Sperm Whale
Physeter macrocephalus (Linnaeus, 1821)

Morphology and dimensions: It is largest existing “odontocete”, characterised by an enormous head of squared shape; it does not have a big dorsal fin and the chest fins straps are relatively small. Males are larger than females: 18 m. of maximum length and 60 tons of weight for males first, 12 m and 20 tons for females. The babies measure approximately 4 m and can reach 1 ton of weight.

Coloration: Grey - tawny uniform; around the jaw region the skin appears of white colour. The surface of the body is wrinkled.

Swim and breathing rhythm: On surface it swims slowly if not disturbed, but it is capable to increase the speed up to approximately 15 nodes. It the champion of apnea of the animal reign: It can remain under water for two hours and reach a depth of beyond 2000 m.

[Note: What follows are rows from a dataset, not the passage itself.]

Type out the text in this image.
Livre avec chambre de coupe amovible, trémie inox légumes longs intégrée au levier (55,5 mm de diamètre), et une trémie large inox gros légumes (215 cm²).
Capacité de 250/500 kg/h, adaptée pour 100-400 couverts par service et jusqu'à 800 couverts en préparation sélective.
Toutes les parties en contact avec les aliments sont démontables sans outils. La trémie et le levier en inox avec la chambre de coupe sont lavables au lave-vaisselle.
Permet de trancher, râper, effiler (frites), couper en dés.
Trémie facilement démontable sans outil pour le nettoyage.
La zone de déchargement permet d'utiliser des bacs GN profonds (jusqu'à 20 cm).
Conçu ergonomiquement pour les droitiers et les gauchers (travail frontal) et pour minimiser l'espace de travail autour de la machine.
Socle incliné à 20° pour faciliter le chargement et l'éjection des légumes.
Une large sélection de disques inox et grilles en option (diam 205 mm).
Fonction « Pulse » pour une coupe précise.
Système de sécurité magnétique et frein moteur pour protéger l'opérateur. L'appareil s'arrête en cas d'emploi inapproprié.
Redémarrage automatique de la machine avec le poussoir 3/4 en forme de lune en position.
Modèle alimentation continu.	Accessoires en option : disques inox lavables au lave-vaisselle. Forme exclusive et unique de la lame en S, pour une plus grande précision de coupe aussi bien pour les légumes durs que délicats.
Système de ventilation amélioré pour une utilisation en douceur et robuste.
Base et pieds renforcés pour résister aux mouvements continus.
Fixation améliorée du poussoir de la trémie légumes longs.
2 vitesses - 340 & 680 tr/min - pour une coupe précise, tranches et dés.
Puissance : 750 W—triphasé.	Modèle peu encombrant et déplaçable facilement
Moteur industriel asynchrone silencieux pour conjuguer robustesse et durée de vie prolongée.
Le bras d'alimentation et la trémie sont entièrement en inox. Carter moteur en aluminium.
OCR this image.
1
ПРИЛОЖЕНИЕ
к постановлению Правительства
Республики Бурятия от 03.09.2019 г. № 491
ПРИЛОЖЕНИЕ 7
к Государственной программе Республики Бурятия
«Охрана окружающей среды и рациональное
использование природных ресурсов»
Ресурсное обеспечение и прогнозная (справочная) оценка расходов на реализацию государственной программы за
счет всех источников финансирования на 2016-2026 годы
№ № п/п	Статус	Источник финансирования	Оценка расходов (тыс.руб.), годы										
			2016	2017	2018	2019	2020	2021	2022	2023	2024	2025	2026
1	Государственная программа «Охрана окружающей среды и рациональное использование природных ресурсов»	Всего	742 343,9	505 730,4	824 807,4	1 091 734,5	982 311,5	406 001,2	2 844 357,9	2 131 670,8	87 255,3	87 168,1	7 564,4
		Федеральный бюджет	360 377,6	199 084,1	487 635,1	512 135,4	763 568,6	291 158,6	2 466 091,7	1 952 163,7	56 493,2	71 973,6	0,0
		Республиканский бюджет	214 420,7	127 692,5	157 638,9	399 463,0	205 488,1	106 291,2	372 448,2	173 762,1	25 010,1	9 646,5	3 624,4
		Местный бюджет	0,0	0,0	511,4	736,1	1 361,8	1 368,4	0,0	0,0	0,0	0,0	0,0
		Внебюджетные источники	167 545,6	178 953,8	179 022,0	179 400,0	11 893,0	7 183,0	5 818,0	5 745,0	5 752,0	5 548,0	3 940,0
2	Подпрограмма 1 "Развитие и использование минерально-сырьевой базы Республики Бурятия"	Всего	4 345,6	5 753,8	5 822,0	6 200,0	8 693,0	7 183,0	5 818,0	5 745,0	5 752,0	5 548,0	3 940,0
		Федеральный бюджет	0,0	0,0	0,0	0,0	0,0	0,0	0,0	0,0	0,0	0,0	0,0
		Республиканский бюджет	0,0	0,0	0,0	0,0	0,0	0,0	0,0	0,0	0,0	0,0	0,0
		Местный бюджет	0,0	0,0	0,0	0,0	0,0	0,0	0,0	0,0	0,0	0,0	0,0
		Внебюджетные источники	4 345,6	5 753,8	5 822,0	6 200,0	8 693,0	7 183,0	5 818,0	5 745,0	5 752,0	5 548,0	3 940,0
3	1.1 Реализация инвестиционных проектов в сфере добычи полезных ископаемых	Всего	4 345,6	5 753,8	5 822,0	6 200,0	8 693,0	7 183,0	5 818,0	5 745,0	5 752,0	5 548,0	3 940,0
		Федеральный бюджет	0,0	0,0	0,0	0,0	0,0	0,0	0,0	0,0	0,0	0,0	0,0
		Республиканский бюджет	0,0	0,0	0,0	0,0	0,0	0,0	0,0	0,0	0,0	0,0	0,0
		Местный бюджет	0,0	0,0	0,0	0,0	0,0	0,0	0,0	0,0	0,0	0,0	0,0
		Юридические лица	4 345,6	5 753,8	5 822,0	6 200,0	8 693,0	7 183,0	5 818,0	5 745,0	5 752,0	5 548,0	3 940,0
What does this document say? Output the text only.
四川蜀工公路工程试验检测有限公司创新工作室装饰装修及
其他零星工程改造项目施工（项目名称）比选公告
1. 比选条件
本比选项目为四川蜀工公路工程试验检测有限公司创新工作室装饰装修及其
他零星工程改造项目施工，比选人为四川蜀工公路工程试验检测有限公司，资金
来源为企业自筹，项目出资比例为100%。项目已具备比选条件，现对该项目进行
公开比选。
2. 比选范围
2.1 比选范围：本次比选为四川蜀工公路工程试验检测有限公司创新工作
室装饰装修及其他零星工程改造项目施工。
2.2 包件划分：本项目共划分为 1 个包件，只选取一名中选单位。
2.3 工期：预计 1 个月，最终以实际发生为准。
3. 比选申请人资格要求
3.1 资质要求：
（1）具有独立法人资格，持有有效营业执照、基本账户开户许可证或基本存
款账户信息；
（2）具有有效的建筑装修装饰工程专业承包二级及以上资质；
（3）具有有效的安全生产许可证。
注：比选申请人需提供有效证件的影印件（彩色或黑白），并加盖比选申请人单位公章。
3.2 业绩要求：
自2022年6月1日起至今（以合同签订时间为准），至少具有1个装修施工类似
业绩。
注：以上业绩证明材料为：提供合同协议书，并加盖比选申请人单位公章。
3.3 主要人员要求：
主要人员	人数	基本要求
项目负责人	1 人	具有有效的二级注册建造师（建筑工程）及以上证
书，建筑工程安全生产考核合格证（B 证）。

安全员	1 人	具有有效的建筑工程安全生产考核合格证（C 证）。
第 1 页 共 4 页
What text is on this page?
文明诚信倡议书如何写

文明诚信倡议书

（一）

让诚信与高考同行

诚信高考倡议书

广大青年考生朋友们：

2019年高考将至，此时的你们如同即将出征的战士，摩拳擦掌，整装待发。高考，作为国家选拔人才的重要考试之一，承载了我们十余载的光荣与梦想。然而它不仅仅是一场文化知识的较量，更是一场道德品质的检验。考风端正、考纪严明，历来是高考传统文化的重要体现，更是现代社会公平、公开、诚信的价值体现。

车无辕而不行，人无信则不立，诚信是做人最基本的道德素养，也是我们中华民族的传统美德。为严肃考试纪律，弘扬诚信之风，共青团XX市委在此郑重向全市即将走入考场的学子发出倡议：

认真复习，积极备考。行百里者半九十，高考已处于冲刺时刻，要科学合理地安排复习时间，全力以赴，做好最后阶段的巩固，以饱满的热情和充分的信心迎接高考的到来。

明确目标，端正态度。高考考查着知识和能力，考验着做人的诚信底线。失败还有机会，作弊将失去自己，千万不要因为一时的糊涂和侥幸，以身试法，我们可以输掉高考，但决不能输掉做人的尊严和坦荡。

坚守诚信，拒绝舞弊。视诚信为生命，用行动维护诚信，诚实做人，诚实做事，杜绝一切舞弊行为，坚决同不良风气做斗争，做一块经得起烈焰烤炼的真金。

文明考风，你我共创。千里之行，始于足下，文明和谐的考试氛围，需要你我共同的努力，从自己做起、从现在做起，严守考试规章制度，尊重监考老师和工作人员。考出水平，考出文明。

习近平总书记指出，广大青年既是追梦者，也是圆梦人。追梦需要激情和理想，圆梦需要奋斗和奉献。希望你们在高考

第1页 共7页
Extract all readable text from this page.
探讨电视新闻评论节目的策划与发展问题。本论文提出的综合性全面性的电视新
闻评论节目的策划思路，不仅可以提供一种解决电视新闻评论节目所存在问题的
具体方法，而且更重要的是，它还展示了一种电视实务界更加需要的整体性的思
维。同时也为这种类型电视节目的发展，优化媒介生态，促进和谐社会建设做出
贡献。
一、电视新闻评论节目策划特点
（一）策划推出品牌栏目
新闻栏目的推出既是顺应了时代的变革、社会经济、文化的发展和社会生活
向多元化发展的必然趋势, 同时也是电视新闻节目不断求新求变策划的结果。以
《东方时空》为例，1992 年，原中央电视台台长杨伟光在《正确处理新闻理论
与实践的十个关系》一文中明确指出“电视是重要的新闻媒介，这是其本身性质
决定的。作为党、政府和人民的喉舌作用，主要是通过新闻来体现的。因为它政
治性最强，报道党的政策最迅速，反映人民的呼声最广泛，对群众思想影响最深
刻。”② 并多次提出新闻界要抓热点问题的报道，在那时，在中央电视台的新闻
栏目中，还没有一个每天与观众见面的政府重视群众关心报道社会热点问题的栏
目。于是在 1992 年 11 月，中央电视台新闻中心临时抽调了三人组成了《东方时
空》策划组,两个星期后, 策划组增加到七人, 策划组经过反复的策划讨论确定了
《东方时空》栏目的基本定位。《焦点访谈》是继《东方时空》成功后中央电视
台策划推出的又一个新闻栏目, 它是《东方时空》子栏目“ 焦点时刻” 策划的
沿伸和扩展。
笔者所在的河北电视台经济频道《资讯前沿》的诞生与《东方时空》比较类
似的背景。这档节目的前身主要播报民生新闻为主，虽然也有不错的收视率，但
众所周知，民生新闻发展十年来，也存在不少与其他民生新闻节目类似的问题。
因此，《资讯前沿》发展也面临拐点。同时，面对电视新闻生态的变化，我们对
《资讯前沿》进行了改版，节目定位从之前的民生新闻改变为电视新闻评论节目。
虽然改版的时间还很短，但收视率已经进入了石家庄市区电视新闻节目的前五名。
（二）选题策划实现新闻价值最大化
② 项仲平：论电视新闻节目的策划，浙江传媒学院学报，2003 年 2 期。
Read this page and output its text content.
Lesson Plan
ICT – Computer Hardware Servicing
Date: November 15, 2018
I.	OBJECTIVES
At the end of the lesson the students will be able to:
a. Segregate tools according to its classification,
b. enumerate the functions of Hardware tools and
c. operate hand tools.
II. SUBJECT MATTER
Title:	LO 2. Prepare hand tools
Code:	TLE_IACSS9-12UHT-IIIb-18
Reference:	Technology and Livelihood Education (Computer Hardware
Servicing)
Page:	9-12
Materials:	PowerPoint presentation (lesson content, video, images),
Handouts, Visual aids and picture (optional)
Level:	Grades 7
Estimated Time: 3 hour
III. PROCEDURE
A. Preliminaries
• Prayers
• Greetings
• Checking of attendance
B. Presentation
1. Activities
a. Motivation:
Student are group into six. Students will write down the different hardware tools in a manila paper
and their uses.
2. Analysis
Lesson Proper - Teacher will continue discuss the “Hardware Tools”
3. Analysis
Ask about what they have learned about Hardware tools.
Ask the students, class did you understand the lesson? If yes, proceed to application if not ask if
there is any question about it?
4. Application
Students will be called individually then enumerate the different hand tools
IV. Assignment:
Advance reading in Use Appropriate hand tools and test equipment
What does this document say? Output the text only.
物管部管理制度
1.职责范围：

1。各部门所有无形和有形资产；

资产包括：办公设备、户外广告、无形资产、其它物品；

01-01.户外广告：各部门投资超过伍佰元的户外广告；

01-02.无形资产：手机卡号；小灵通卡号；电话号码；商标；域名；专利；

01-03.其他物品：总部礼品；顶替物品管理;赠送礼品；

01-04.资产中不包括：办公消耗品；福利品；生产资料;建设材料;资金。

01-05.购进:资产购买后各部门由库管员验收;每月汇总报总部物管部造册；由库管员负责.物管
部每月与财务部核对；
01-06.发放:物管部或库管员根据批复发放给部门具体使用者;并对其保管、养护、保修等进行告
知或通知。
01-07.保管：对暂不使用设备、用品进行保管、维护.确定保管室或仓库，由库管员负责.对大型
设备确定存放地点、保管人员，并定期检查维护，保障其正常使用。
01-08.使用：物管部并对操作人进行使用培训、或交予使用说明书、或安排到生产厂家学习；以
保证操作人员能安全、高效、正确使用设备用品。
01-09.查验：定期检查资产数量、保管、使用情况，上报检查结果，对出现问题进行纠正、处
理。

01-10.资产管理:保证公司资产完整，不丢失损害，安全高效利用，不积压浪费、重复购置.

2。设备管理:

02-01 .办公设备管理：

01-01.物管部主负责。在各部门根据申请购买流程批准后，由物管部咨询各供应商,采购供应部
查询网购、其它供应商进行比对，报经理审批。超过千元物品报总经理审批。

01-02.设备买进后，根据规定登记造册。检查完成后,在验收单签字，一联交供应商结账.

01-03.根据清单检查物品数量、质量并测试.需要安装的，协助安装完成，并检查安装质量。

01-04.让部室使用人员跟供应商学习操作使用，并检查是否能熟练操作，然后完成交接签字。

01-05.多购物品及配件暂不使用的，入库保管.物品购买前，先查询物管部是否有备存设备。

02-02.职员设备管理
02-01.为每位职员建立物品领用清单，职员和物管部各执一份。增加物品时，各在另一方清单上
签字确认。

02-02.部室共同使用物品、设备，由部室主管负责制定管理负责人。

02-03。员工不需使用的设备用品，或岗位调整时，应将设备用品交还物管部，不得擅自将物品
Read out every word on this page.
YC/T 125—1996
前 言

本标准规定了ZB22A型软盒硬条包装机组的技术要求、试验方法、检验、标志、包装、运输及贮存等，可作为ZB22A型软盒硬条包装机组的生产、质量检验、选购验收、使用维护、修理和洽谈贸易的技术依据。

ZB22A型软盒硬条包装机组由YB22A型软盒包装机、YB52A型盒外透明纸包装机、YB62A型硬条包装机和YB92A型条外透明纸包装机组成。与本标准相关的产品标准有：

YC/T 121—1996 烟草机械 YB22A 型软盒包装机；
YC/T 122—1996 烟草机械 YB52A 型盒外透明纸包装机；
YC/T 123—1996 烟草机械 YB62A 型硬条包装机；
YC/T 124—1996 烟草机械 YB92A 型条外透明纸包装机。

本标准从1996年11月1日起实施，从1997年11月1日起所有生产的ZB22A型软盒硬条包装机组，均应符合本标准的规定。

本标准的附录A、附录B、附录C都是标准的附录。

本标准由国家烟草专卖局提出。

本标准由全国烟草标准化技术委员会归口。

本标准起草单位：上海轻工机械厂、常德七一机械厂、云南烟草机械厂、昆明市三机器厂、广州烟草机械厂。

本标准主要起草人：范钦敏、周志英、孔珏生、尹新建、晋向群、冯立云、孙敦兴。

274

When it is fed, it alternates periods of immersion to permanence in surface of variable duration between the 10 and 30 minutes, depending on apnea carried out; in this phase it performs numerous respiratory actions. Before immersion it vertically raises the tail out of the water.

Feeding: It eats mostly “mesopelagici” squids. The set of teeth is usually limited to the inferior jaw, this is rather thin compared with the body dimensions.

Social behaviour: In the Mediterranean Sea the Capodoglio is watched solitary or in small groups, which can keep in acoustic contact up to remarkable distance. The adult males and females form separate groups that join in the reproduction period.

Vital cycle: Long-lived species, can reach 70 years of age. The sexual maturity is reached by the females between the 7 and the 13 years, by the males between the 18 and the 21 years. The reproduction season lasts from half winter to half summer. The gestation can exceed 14 months.

Identification in sea: The breath, low and directed ahead oblique, are a unmistakable symbol, like the tail which is raised in the action of the immersion. Sometimes, it performs jumps out of the water. It is a species whit a low frequency of sight also in the Liguria Sea, probably because of the particular cycle of swim.